Statements of the Supreme State Prosecutor’s Office and Directorate against money laundering and terrorist financing explicitly declares that the Law on Parliamentary Inquiry and the Law on Parliamentary Oversight in the Security and Defense Area are not binding for these authorities.
These laws stipulate that public authorities are obliged to provide access to all requested documents which “could be important for performing the entrusted task,” to act “as soon as possible” and to provide “truthful documents, data and information. ” In this regard, there is no legal basis for “filtering” the information which will be off the communication. Any such action is a law violation.
Therefore, it’s not on these institutions, as it was said in a statement, to “show respect and trust to the Committee members” but to act according to the Constitution of Montenegro, to the Law on Parliamentary Oversight In the Security and Defense Area, and to the Law on Parliamentary inquiry and other legal acts which define relations between the Executive and the Parliament and its working groups during the implementation of parliamentary control mechanisms. Announced “filtering” of information is not only illegal, but will also stultify the implementation of control functions. That’s why MPs should be unique in condemnation of such illegal behavior and statements of the key institutions whose work they should control. It is unacceptable that the MPs of the ruling majority, accept and approve the statement that the Parliament will receive data partially and that the public interest will be assessed before submitting the confidential information to persons who are authorized under the Law on Data Secrecy to have acess to it.
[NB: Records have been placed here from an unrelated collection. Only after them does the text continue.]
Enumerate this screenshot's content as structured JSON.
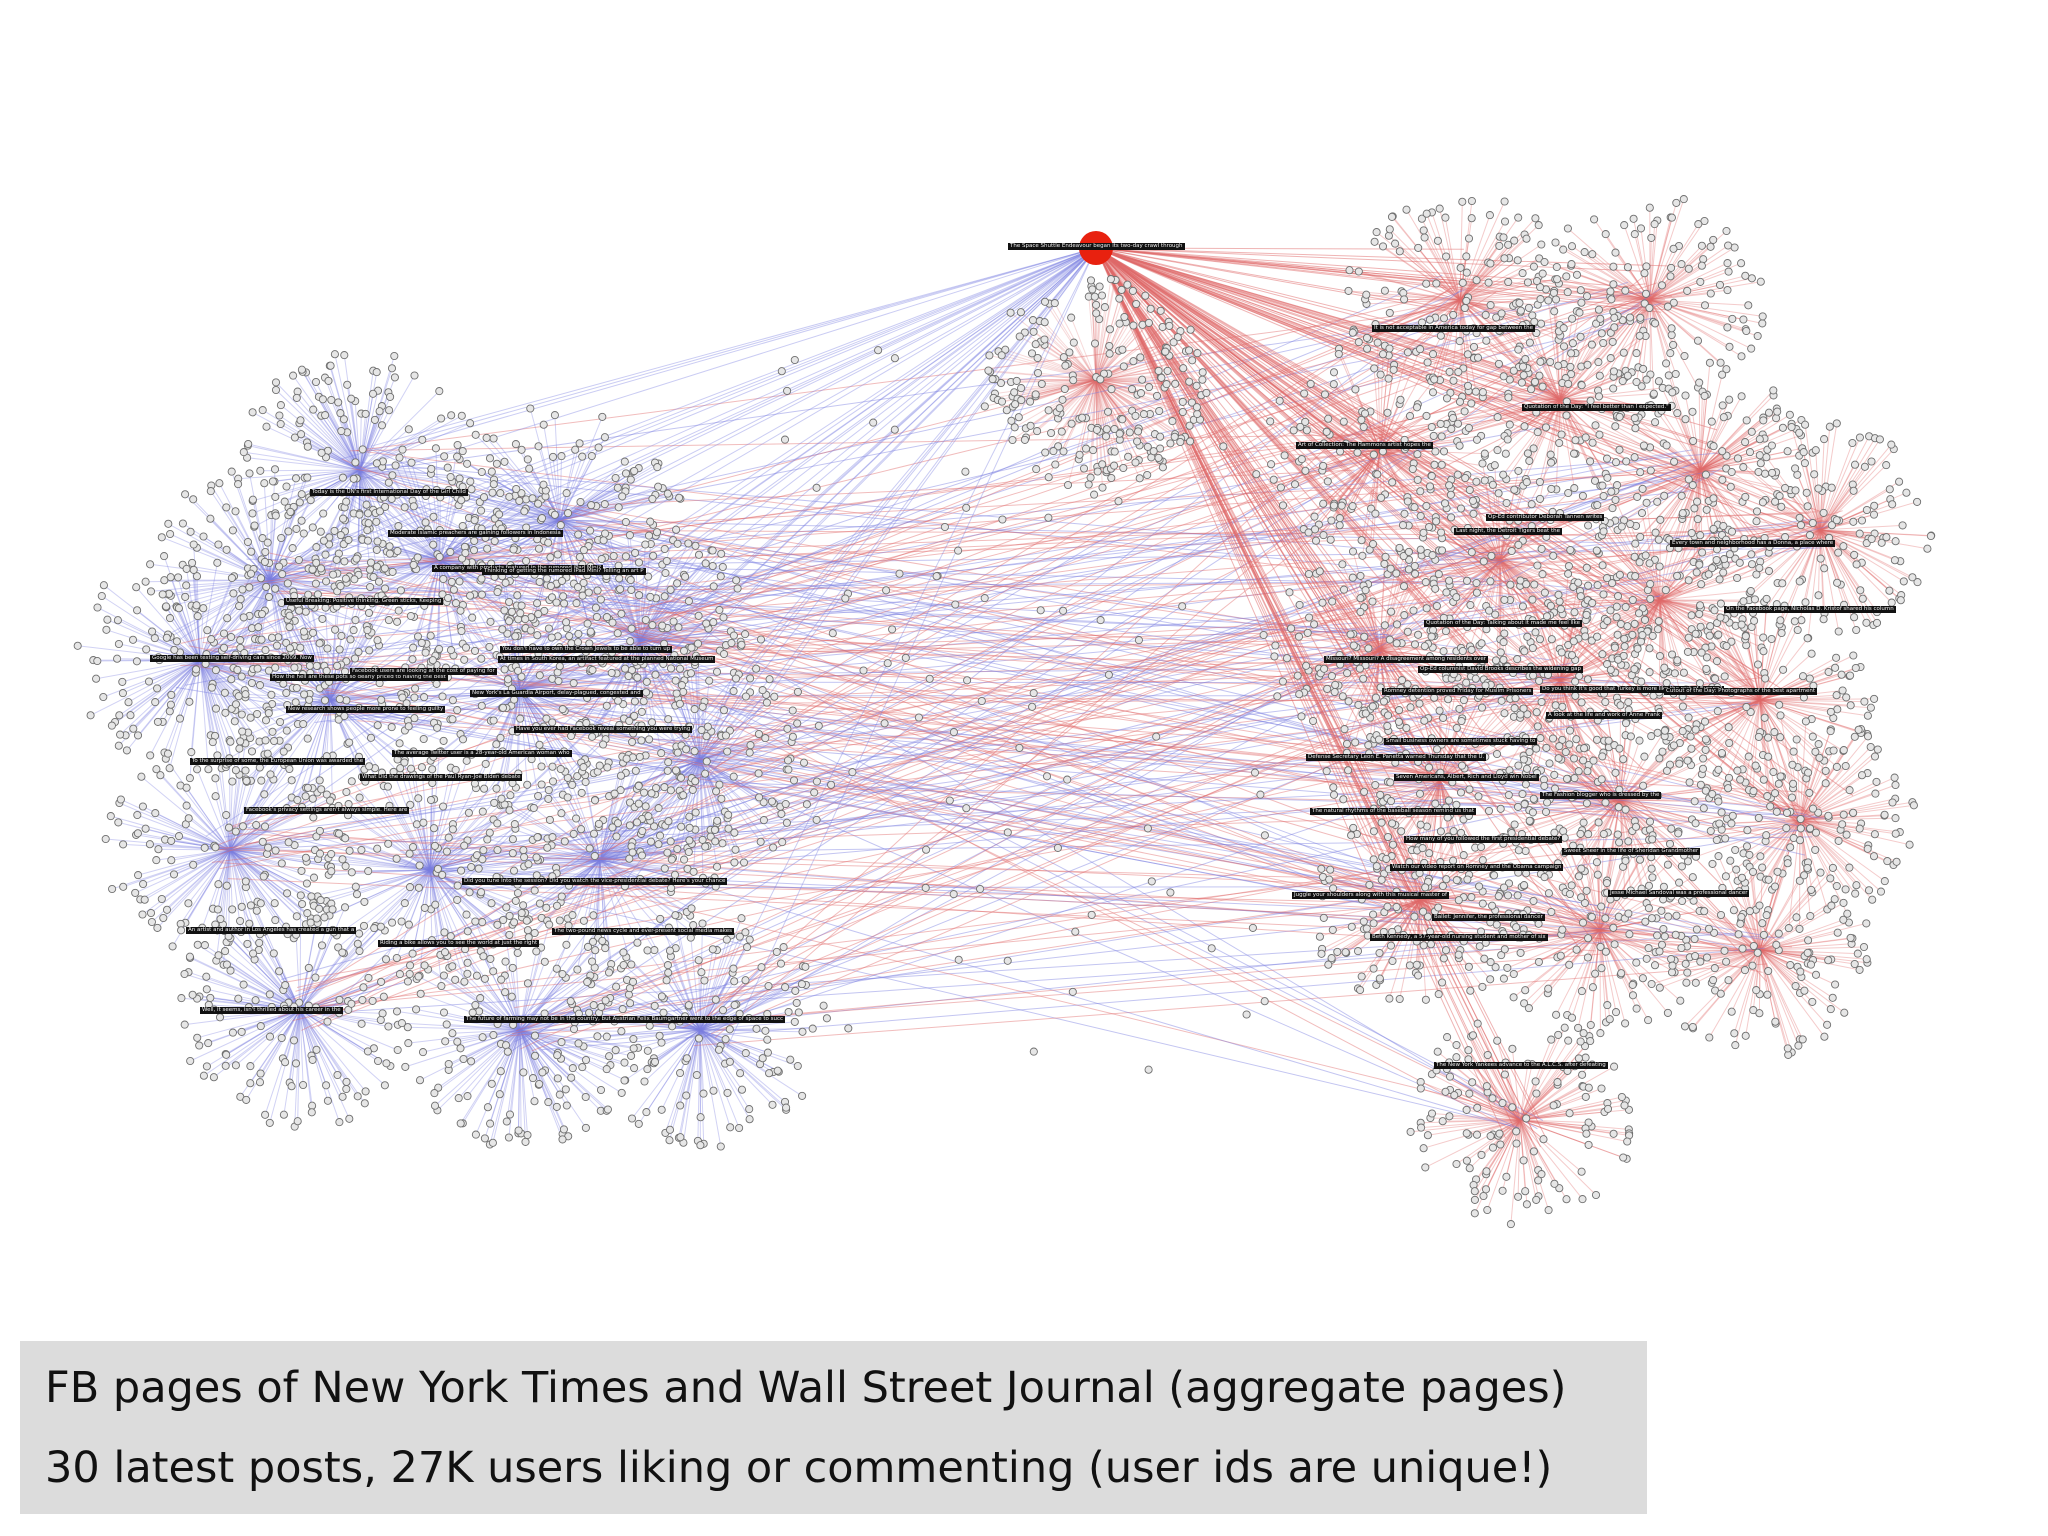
{
  "caption": {
    "line1": "FB pages of New York Times and Wall Street Journal (aggregate pages)",
    "line2": "30 latest posts, 27K users liking or commenting (user ids are unique!)"
  },
  "colors": {
    "background": "#ffffff",
    "nyt_edges": "#7b7fe0",
    "wsj_edges": "#e06a6a",
    "node_fill": "#e6e6e6",
    "node_stroke": "#6f6f6f",
    "highlight_node": "#e8210f",
    "label_bg": "#111111",
    "caption_bg": "#dcdcdc"
  },
  "network": {
    "highlighted_post": "The Space Shuttle Endeavour began its two-day crawl through",
    "blue_post_labels": [
      "Today is the UN's first International Day of the Girl Child",
      "Moderate Islamic preachers are gaining followers in Indonesia",
      "A company with products featured in the rumored iPad Mini?",
      "Thinking of getting the rumored iPad Mini? Telling an art P",
      "Useful Breaking: Positive thinking, Green sticks, Keeping",
      "Google has been testing self-driving cars since 2009. Now",
      "You don't have to own the Crown Jewels to be able to turn up",
      "How the hell are these pots so dearly priced to having the best",
      "At times in South Korea, an artifact featured at the planned National Museum",
      "Facebook users are looking at the cost of paying for",
      "New York's La Guardia Airport, delay-plagued, congested and",
      "New research shows people more prone to feeling guilty",
      "Have you ever had Facebook reveal something you were trying",
      "The average Twitter user is a 28-year-old American woman who",
      "To the surprise of some, the European Union was awarded the",
      "What Did the drawings of the Paul Ryan-Joe Biden debate",
      "Facebook's privacy settings aren't always simple. Here are",
      "Did you tune into the session? Did you watch the vice-presidential debate? Here's your chance",
      "An artist and author in Los Angeles has created a gun that a",
      "The two-pound news cycle and ever-present social media makes",
      "Riding a bike allows you to see the world at just the right",
      "Well, it seems, isn't thrilled about his career in the",
      "The future of farming may not be in the country, but Austrian Felix Baumgartner went to the edge of space to succ"
    ],
    "red_post_labels": [
      "It is not acceptable in America today for gap between the",
      "Quotation of the Day: \"I feel better than I expected.\"",
      "Art of Collection: The Hammons artist hopes the",
      "Op-Ed contributor Deborah Tannen writes",
      "Last night, the Detroit Tigers beat the",
      "Every town and neighborhood has a Donna, a place where",
      "On the Facebook page, Nicholas D. Kristof shared his column",
      "Quotation of the Day: Talking about it made me feel like",
      "Missouri? Missouri? A disagreement among residents over",
      "Op-Ed columnist David Brooks describes the widening gap",
      "Do you think it's good that Turkey is more like the rest of Europe?",
      "Romney detention proved Friday for Muslim Prisoners",
      "Cutout of the Day: Photographs of the best apartment",
      "A look at the life and work of Anne Frank",
      "Small business owners are sometimes stuck having to",
      "Defense Secretary Leon E. Panetta warned Thursday that the U.",
      "Seven Americans, Albert, Rich and Lloyd win Nobel",
      "The Fashion blogger who is dressed by the",
      "The natural rhythms of the baseball season remind us that",
      "How many of you followed the first presidential debate?",
      "Sweet Sheer in the life of Sheridan Grandmother",
      "Watch our video report on Romney and the Obama campaign",
      "Juggle your shoulders along with this musical master of",
      "Ballet: Jennifer, the professional dancer",
      "Jesse Michael Sandoval was a professional dancer",
      "Beth Kennedy, a 57-year-old nursing student and mother of six",
      "The New York Yankees advance to the A.L.C.S. after defeating"
    ]
  }
}
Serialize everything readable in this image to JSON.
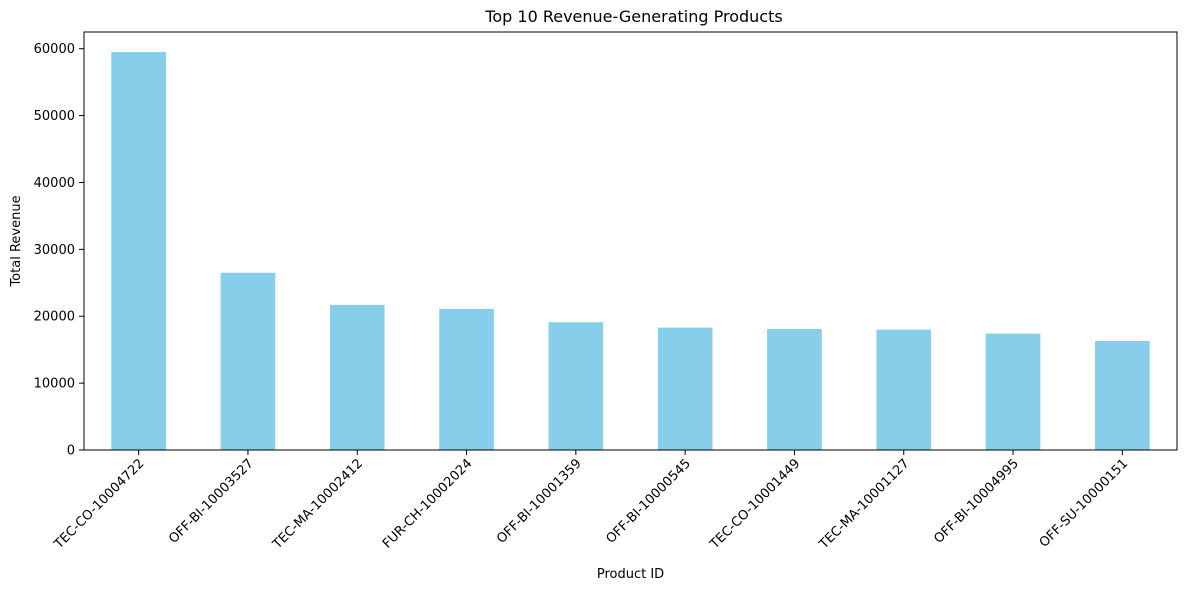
{
  "chart_data": {
    "type": "bar",
    "title": "Top 10 Revenue-Generating Products",
    "xlabel": "Product ID",
    "ylabel": "Total Revenue",
    "categories": [
      "TEC-CO-10004722",
      "OFF-BI-10003527",
      "TEC-MA-10002412",
      "FUR-CH-10002024",
      "OFF-BI-10001359",
      "OFF-BI-10000545",
      "TEC-CO-10001449",
      "TEC-MA-10001127",
      "OFF-BI-10004995",
      "OFF-SU-10000151"
    ],
    "values": [
      59500,
      26500,
      21700,
      21100,
      19100,
      18300,
      18100,
      18000,
      17400,
      16300
    ],
    "ylim": [
      0,
      62500
    ],
    "yticks": [
      0,
      10000,
      20000,
      30000,
      40000,
      50000,
      60000
    ],
    "ytick_labels": [
      "0",
      "10000",
      "20000",
      "30000",
      "40000",
      "50000",
      "60000"
    ],
    "grid": false,
    "legend": "none",
    "colors": {
      "bar": "#87ceeb",
      "axis": "#000000",
      "background": "#ffffff"
    }
  }
}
Even if the final court decision would prove that one of the MPs is responsible for delivering the information to the media, the legal system should not be abolished because of the one individual criminal act. In fact, the authorities are not authorized to “punish” the working body of the Parliament. That would mean collectivizing responsibility and ignoring laws that oblige them to submit complete information.
It is disturbing and unprofessional for the authorities in charge of investigating the Law violation to insinuate, without any evidence, that members of the Inquiry Committee or the Committee on Security and Defence are responsible for the “leak” of confidential information.
The former course of the parliamentary inquiry confirmed the potential of this important control mechanism in the Parliamnet’s oversight over the Executive. Parliamentary inquiry was able to bring into focus of the public the six-years long investigation of the state prosecutor’s office, which did not have any concrete results. However, the determination of political responsibilities of specific persons for Telecom Affair, requires more serious work of the Inquiry Committee.
Parliamentary inquiry needs permanent developmentin the future, and events that have marked the last days should not have any impact on the relations between the Executive and MPs and the Parliament, or on the relations between the MPs of the ruling coalition and the mission and mandate of the Inquiry Committee.